E na varanda da fazenda, estávamos eu e meu amigo, nossas famílias, descansando da correria do dia anterior. Formávamos um grupo de 15 ou 16 pessoas incluindo as crianças, ainda muito pequenas.

Na verdade era uma correria daquele tipo, não fazer nada, espantando vacas, brincando com as seriemas e montando cavalos e vistoriando as beiras de rios entre pastos e saltando cercas de arame e socorrendo uma ou outra criança que ora arranhava o joelho, ora era estranhada pelo fiel cão de guarda.

A família brincando por ali, as crianças na gritaria.

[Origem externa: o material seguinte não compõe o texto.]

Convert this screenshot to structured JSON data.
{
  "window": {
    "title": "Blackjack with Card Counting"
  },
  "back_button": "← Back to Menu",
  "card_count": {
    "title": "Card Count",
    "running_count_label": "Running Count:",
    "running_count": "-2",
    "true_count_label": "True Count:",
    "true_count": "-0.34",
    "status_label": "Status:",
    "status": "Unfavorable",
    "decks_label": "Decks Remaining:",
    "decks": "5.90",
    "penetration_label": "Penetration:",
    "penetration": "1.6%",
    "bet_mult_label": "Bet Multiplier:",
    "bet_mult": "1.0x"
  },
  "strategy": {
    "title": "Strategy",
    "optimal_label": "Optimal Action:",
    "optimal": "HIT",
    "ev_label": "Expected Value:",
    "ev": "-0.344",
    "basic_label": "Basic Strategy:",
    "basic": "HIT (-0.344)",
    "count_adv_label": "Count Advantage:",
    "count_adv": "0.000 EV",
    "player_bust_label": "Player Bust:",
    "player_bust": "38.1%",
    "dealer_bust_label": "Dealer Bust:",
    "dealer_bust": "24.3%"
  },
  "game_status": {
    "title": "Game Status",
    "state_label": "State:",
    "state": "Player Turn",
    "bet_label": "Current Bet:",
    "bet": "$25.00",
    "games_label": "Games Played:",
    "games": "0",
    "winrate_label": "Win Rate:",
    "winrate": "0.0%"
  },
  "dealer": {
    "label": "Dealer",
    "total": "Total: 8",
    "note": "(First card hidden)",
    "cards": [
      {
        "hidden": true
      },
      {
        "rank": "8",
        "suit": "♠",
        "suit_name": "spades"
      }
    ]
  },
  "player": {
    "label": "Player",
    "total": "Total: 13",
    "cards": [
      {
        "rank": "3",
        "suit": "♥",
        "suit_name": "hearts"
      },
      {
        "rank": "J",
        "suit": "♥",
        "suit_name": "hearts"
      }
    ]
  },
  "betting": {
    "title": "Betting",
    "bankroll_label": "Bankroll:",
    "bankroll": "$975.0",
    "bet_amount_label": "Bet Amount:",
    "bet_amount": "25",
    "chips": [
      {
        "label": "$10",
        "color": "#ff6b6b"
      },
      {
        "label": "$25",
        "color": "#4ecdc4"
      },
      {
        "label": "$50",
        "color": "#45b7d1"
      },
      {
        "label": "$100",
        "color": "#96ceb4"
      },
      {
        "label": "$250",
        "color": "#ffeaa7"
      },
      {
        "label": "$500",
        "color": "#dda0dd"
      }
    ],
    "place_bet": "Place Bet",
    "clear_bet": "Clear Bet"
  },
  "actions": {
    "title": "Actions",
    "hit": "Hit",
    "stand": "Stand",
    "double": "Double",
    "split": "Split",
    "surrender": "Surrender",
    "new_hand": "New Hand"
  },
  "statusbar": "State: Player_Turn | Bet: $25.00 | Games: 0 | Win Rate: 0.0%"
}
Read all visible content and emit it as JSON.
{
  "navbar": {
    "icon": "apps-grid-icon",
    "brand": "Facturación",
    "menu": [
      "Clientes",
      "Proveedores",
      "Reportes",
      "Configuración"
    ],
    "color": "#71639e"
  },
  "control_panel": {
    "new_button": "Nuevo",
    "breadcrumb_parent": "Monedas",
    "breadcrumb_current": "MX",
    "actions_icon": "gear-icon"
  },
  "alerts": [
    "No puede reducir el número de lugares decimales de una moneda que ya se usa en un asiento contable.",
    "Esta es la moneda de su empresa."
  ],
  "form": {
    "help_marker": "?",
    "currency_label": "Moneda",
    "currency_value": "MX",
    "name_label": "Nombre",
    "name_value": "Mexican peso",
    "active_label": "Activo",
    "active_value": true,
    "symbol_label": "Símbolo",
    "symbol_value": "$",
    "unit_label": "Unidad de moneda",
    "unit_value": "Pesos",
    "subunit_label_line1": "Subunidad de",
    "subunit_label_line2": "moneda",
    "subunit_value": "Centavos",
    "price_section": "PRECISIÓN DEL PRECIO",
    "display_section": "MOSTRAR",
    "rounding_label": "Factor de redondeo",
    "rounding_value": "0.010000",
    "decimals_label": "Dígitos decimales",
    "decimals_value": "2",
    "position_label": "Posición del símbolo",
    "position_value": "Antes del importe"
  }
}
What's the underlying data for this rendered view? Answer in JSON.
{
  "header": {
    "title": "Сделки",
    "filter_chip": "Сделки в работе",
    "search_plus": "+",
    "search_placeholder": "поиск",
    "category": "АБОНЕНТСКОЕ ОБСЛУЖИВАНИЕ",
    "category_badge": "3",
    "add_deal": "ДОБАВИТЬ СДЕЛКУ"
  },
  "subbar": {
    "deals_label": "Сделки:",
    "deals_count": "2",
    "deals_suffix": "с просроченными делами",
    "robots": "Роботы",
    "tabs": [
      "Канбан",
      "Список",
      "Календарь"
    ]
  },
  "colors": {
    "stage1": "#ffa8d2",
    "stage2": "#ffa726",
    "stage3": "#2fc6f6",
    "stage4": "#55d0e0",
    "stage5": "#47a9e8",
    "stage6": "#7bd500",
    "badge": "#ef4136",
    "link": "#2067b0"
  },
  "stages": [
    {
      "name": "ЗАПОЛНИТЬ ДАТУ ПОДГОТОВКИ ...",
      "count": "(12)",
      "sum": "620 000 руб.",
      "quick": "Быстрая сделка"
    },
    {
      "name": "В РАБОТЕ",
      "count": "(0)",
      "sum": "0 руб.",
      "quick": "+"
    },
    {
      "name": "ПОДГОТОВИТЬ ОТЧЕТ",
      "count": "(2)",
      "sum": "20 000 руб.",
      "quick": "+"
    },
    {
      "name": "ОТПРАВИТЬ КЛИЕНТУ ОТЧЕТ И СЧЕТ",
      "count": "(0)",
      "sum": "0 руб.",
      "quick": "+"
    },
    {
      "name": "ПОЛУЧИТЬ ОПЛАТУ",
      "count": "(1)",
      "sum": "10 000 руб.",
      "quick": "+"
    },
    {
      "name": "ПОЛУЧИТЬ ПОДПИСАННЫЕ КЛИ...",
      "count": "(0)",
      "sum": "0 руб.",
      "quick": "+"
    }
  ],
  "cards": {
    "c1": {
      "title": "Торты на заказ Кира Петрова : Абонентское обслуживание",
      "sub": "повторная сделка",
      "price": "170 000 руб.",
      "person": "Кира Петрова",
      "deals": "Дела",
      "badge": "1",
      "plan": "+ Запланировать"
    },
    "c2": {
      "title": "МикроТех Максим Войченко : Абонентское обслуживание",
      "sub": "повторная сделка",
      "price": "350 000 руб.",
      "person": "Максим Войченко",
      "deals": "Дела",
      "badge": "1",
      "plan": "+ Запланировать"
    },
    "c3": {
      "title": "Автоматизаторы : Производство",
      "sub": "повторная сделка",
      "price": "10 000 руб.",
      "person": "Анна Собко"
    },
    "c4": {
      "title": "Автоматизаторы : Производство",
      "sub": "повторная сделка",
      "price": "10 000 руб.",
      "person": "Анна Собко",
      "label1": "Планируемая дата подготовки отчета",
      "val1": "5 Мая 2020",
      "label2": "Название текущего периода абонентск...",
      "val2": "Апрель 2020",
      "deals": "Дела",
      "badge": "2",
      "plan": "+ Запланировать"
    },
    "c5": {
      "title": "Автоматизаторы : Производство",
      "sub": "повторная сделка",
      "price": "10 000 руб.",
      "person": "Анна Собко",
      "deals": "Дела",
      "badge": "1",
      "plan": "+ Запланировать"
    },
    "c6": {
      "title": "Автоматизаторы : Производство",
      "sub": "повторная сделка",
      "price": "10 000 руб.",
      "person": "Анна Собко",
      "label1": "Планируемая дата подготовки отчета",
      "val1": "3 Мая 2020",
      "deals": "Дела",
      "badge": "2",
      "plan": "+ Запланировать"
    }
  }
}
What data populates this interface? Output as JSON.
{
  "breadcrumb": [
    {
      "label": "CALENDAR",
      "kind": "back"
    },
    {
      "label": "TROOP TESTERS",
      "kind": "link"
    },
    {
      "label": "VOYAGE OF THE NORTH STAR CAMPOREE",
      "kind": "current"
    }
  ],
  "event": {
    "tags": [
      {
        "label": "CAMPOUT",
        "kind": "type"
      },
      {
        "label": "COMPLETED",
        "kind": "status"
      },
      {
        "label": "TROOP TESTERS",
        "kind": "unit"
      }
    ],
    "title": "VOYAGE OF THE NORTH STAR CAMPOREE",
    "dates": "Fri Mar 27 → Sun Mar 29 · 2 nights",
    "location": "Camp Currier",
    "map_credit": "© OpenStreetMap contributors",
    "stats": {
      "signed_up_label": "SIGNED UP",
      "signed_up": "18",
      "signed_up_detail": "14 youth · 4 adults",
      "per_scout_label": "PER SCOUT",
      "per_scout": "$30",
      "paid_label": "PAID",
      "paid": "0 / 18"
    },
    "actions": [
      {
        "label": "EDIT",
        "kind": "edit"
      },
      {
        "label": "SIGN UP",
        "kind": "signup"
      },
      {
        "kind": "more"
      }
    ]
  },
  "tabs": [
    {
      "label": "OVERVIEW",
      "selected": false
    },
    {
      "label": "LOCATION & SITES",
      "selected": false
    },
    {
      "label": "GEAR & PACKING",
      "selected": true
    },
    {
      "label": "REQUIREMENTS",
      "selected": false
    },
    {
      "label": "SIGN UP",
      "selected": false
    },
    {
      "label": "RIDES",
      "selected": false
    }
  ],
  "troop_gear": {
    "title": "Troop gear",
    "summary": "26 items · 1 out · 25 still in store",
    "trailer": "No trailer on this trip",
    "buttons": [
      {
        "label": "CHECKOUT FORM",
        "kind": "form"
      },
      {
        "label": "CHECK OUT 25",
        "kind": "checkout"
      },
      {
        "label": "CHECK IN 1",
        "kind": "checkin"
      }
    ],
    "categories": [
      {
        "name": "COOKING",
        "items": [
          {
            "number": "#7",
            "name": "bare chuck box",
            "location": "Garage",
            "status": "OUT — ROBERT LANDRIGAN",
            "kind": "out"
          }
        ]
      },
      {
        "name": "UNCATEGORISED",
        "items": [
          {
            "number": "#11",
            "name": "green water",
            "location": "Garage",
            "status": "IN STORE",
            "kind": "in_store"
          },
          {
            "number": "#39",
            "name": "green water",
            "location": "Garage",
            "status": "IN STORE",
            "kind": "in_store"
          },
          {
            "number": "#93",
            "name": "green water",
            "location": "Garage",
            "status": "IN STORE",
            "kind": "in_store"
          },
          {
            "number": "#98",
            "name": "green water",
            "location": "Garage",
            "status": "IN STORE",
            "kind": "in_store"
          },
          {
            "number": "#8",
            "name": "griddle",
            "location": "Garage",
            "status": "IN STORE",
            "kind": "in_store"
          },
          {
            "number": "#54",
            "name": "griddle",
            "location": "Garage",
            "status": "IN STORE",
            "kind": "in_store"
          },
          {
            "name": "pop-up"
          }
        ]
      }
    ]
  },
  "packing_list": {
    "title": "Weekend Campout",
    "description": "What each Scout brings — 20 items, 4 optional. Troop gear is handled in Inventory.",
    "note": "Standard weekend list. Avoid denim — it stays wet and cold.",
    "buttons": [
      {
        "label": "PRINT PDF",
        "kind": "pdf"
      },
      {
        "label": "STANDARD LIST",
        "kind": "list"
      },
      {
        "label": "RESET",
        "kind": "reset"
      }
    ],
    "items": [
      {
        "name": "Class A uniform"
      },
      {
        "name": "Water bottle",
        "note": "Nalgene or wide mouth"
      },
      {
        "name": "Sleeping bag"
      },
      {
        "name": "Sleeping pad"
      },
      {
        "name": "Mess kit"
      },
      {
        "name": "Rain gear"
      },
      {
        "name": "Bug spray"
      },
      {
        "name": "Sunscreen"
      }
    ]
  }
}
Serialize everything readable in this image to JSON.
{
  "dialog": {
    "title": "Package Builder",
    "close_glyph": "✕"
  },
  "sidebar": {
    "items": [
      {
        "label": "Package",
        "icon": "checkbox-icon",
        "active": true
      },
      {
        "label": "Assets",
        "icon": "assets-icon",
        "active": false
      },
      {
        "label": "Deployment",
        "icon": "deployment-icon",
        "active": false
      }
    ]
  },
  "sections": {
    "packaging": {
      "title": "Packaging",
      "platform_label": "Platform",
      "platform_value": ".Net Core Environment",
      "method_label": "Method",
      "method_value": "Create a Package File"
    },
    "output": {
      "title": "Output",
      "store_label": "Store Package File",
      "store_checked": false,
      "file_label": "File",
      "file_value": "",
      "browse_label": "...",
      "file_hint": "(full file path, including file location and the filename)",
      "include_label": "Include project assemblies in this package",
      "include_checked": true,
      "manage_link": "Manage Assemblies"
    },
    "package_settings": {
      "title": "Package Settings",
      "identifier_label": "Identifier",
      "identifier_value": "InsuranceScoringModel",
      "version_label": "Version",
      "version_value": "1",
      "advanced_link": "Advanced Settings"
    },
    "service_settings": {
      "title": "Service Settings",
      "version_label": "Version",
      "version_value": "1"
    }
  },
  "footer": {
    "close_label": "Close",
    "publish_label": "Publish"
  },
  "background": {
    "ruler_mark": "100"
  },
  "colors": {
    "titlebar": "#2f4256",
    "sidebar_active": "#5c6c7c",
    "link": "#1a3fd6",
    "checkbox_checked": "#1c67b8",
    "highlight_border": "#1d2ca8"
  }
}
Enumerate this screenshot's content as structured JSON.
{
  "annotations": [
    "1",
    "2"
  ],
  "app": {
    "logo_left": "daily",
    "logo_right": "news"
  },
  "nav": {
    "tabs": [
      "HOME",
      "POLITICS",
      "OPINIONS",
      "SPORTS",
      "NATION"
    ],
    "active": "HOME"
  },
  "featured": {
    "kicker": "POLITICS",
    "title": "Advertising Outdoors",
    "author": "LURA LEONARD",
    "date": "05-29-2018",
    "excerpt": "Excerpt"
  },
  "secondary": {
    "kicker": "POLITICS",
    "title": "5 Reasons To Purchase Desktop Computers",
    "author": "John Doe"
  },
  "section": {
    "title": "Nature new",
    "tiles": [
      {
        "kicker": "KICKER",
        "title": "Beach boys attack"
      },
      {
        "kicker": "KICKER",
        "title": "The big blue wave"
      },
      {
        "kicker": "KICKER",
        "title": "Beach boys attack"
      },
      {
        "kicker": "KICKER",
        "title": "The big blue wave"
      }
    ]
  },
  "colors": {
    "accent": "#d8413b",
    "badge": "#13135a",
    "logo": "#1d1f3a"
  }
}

Aproximava-se da hora do almoço e alguns frangos caipiras abatidos para que enfeitassem o arroz com guariroba.

Eu já havia alertado: Sem pequi aquele troço fedorento e sem pimenta do reino aquele veneno que no dia que se come arde em cima e no outro dia arde embaixo sem dó nem piedade.

Deitei um olhar profundo no horizonte e mil reflexões subiam à minha cabeça, como se o mundo estivesse todo errado nos colocando em cidades enormes, movimentadas, pessoas correndo, estressadas, uma capa de asfalto e uma enorme quantidade de cimento armado em concreto me faria cair em depressão, somente ao lembrar-me que mais dois dias eu teria que retornar à rotina do inferno da sobrevivência.

Mas eu haveria de esquecer todos esses maus pensamentos, aliás eu estava ali pra isso, pra relaxar, pra fingir que com três dias no meio do mato, me tornariam um cidadão com um menor grau de repugnância ao mundo cão que criamos em função de um sistema econômico cruel.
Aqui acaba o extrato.